La troisième, appelée le Mycérinus, a été érigée par un autre fils du même monarque. Dès le temps d'Hérodote, on faisait l'honneur de sa construction à la courtisane Rhodope ; plusieurs modernes n'ont pas été éloignés d'adopter cette idée ; elle est cependant fausse, et nous semble suffisamment repoussée par (...) Hérodote. (...)
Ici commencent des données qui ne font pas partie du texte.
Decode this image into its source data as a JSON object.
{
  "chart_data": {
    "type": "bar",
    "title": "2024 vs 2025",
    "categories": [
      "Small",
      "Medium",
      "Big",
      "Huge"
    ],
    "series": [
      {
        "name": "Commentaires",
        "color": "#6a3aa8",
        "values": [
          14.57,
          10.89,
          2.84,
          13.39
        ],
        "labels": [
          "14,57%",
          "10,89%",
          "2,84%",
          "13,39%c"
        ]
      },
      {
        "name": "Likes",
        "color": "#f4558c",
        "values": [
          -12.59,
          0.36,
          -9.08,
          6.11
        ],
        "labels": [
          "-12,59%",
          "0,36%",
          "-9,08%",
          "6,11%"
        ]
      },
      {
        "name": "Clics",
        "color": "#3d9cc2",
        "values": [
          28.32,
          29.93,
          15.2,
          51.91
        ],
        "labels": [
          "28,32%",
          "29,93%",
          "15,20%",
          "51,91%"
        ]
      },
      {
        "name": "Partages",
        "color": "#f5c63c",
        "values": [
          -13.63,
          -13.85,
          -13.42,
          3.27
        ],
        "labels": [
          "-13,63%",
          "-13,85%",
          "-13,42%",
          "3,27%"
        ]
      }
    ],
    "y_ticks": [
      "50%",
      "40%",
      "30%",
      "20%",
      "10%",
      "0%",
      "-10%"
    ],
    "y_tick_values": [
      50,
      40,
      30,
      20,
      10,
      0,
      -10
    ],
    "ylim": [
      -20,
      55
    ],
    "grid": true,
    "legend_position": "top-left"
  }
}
Illustration de Louis Mayer
Intérieur de la Grande Pyramide
Les Français, pendant l'expédition, n'étaient pas seulement jaloux de monter sur la Grande Pyramide, et de graver leurs noms à côté de ceux des voyageurs de toutes les nations qui ont visité ce même monument ; ils pénétraient aussi dans l'intérieur. Leurs rapports se trouvent en concordance parfaite avec la description que Maillet, et après lui l'ingénieux Savary ont donnée de l’intérieur du Chéops.
On ne connaît pas avec précision l'époque où a été faite l'excavation que l'on voit sur une des faces de cette pyramide, ni par quel ordre elle a été pratiquée. Ebn-abd-el-Hokm, auteur arabe, rapporte que le calife Abbasside Almamoun fit faire cette ouverture il y a un millier d'années. On trouva vers le sommet une chambre où était un cercueil de pierre contenant une statue d'homme. Dans la statue était une momie avec des ornements d'or et de pierres précieuses. Sa tête était ornée d'une escarboucle de la grosseur d'un œuf, et brillant de l'éclat du soleil, ajoute le même auteur.
Il  n'y reste plus aujourd'hui qu'un sépulcre vide. On descend par un passage ou galerie inclinée de soixante-quatorze pieds de longueur, trois pieds neuf pouces de hauteur, et trois pieds deux pouces de large. À l'extrémité de cette galerie se trouve un espace irrégulier de huit pieds de largeur et de dix pieds de hauteur, formé par une ouverture qui communique à la seconde galerie. Celle-ci, large de trois pieds et haute de quatre, monte à la distance de quatre-vingt-seize pieds ; on y trouve une ouverture qui communique à un puits de quatorze pouces de largeur. Maillet a fait sur ce puits une conjecture assez bizarre. Il prétend que c'est par ce puits que les esclaves enfermés vivants avec le roi défunt devaient rendre leurs immondices, afin apparemment que la momie du personnage sacré ne fût point incommodée de leur odeur, à l'époque de sa résurrection qui devait avoir lieu au bout de mille ans, selon les dogmes des prêtres égyptiens.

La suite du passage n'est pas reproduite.